Cinéma : “Promis le ciel” zoome sur les migrants en Tunisie

EPREUVE. Cet opus de la réalisatrice franco-tunisienne Erige Sehiri explore, à travers des destins féminins entremêlés, le harcèlement et le racisme subis par les migrants subsahariens.

Cinéma : “Promis le ciel” zoome sur les migrants en Tunisie

Ce nouveau long métrage de la cinéaste franco-tunisienne Erige Sehiri, est à la fois un cri et une alerte. Intitulé “Promis le ciel”, il s’attaque de front à la question migratoire en Tunisie. 

L’œuvre s’inscrit dans une démarche réaliste et engagée, donnant à voir le quotidien de plusieurs femmes migrantes confrontées à l’hostilité sociale, aux violences symboliques et aux formes diffuses de harcèlement.

Une histoire de vulnérabilités

À travers des trajectoires croisées, le film met en lumière la vulnérabilité des migrants subsahariens, pris dans un environnement devenu de plus en plus hostile. Les héroïnes incarnent différentes expériences de l’exil : précarité matérielle, peur constante, mais aussi résistance intime et solidarité discrète.

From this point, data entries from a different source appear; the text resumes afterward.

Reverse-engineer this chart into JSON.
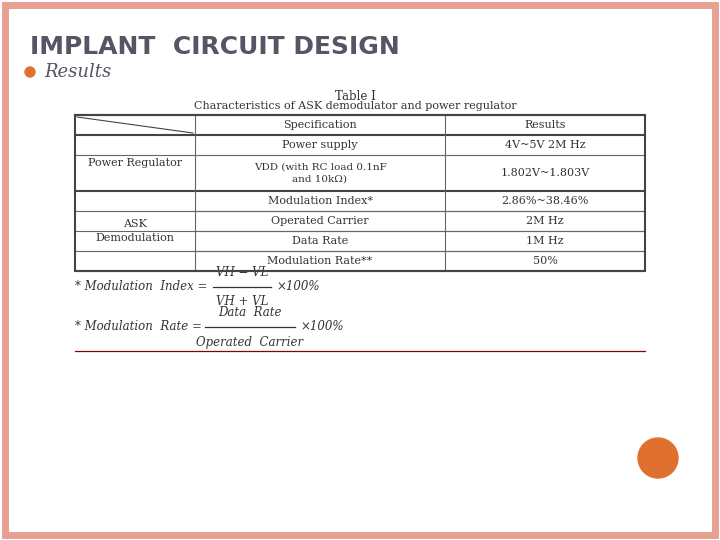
{
  "title": "IMPLANT  CIRCUIT DESIGN",
  "bullet": "Results",
  "table_title_line1": "Table I",
  "table_title_line2": "Characteristics of ASK demodulator and power regulator",
  "bg_color": "#FFFFFF",
  "border_color": "#E8A090",
  "title_color": "#555566",
  "bullet_color": "#E07030",
  "table_text_color": "#333333",
  "orange_dot_color": "#E07030",
  "formula1_parts": {
    "prefix": "* Modulation  Index = ",
    "numerator": "VH − VL",
    "denominator": "VH + VL",
    "suffix": "×100%"
  },
  "formula2_parts": {
    "prefix": "* Modulation  Rate = ",
    "numerator": "Data  Rate",
    "denominator": "Operated  Carrier",
    "suffix": "×100%"
  },
  "table": {
    "col_labels": [
      "",
      "Specification",
      "Results"
    ],
    "rows": [
      [
        "",
        "Power supply",
        "4V~5V 2M Hz"
      ],
      [
        "Power Regulator",
        "VDD (with RC load 0.1nF\nand 10kΩ)",
        "1.802V~1.803V"
      ],
      [
        "",
        "Modulation Index*",
        "2.86%~38.46%"
      ],
      [
        "ASK\nDemodulation",
        "Operated Carrier",
        "2M Hz"
      ],
      [
        "",
        "Data Rate",
        "1M Hz"
      ],
      [
        "",
        "Modulation Rate**",
        "50%"
      ]
    ]
  }
}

Sans emphase ni didactisme, Erige Sehiri choisit une narration épurée qui laisse toute sa place aux silences, aux gestes et aux regards.

Un contexte explosif

Le film s’inscrit dans un contexte tunisien marqué par une crispation croissante autour des questions migratoires. Les scènes décrivent un climat de suspicion et de rejet, où le racisme ordinaire s’installe dans l’espace public comme dans les relations administratives. Cette approche donne au film une portée politique assumée, tout en évitant le discours démonstratif.

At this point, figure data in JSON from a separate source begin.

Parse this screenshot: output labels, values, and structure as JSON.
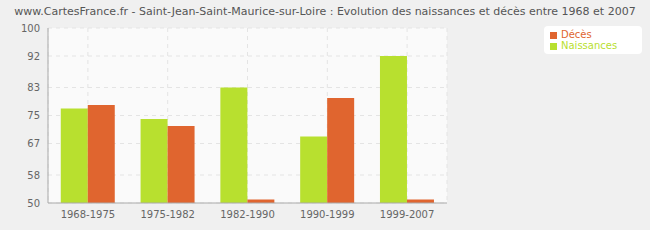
{
  "chart_data": {
    "type": "bar",
    "title": "www.CartesFrance.fr - Saint-Jean-Saint-Maurice-sur-Loire : Evolution des naissances et décès entre 1968 et 2007",
    "categories": [
      "1968-1975",
      "1975-1982",
      "1982-1990",
      "1990-1999",
      "1999-2007"
    ],
    "series": [
      {
        "name": "Naissances",
        "color": "#b8e02f",
        "values": [
          77,
          74,
          83,
          69,
          92
        ]
      },
      {
        "name": "Décès",
        "color": "#e0652f",
        "values": [
          78,
          72,
          51,
          80,
          51
        ]
      }
    ],
    "ylim": [
      50,
      100
    ],
    "yticks": [
      50,
      58,
      67,
      75,
      83,
      92,
      100
    ],
    "grid": true,
    "legend": "top-right"
  }
}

Aïssa Maïga en tête d'affiche

Le casting réunit notamment l’actrice franco-malienne Aïssa Maïga, dont la présence apporte une intensité particulière au récit. Elle partage l’affiche avec Blamassi Touré, expert reconnu des questions migratoires et lauréat ivoirien de l’Initiative Marianne pour les défenseurs des droits humains, dont la participation brouille volontairement la frontière entre fiction et réalité.

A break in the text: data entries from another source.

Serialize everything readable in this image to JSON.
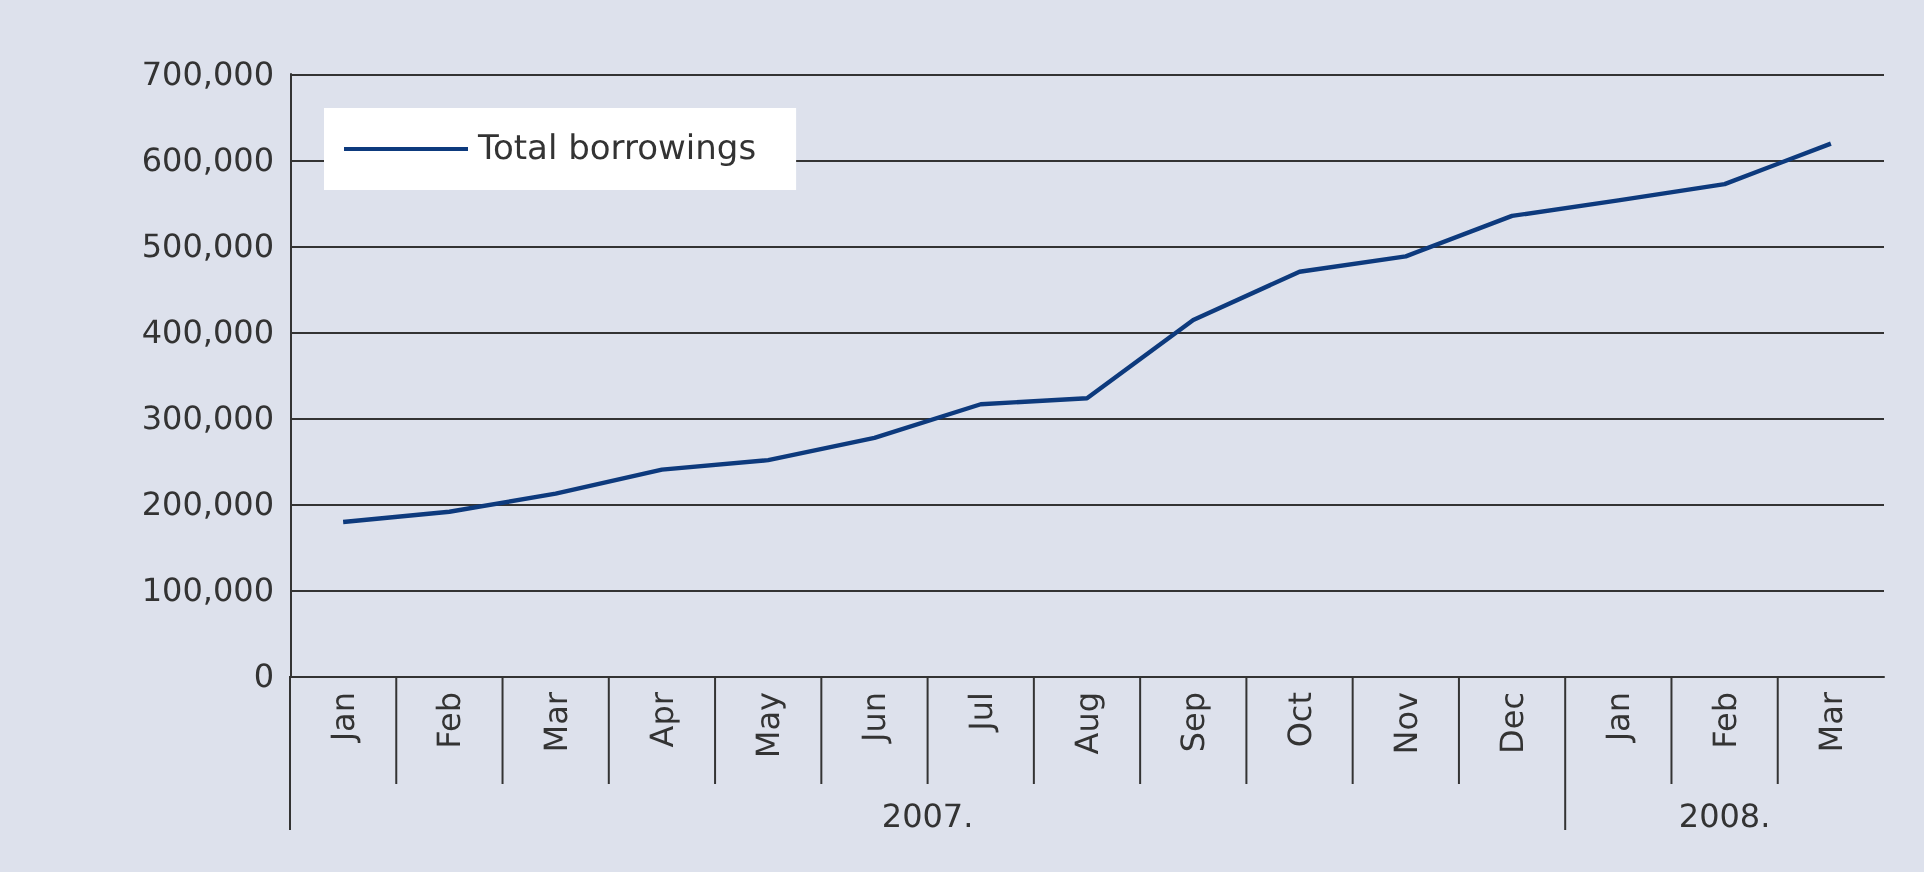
{
  "chart_data": {
    "type": "line",
    "categories": [
      "Jan",
      "Feb",
      "Mar",
      "Apr",
      "May",
      "Jun",
      "Jul",
      "Aug",
      "Sep",
      "Oct",
      "Nov",
      "Dec",
      "Jan",
      "Feb",
      "Mar"
    ],
    "series": [
      {
        "name": "Total borrowings",
        "color": "#0d3a7d",
        "values": [
          179000,
          191000,
          212000,
          240000,
          251000,
          277000,
          316000,
          323000,
          414000,
          470000,
          488000,
          535000,
          553000,
          572000,
          619000
        ]
      }
    ],
    "annotations": [
      "2007.",
      "2008."
    ],
    "ylim": [
      0,
      700000
    ],
    "yticks": [
      {
        "value": 0,
        "label": "0"
      },
      {
        "value": 100000,
        "label": "100,000"
      },
      {
        "value": 200000,
        "label": "200,000"
      },
      {
        "value": 300000,
        "label": "300,000"
      },
      {
        "value": 400000,
        "label": "400,000"
      },
      {
        "value": 500000,
        "label": "500,000"
      },
      {
        "value": 600000,
        "label": "600,000"
      },
      {
        "value": 700000,
        "label": "700,000"
      }
    ],
    "grid": "y",
    "legend": "top left",
    "marker": "none",
    "line_style": "solid"
  }
}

Le prolongement d’un cinéma réaliste

Avec "Promis le ciel", Erige Sehiri prolonge un cinéma ancré dans le réel, attentif aux marges et aux voix invisibilisées. Le film se veut moins une dénonciation spectaculaire qu’un témoignage sensible sur une situation humaine et politique complexe, invitant le spectateur à regarder en face une réalité souvent reléguée hors champ. Le long métrage a été récompensé de l'Etoile d'Or du Festival du Film de Marrakech en décembre dernier. (TransContinentsAfrica)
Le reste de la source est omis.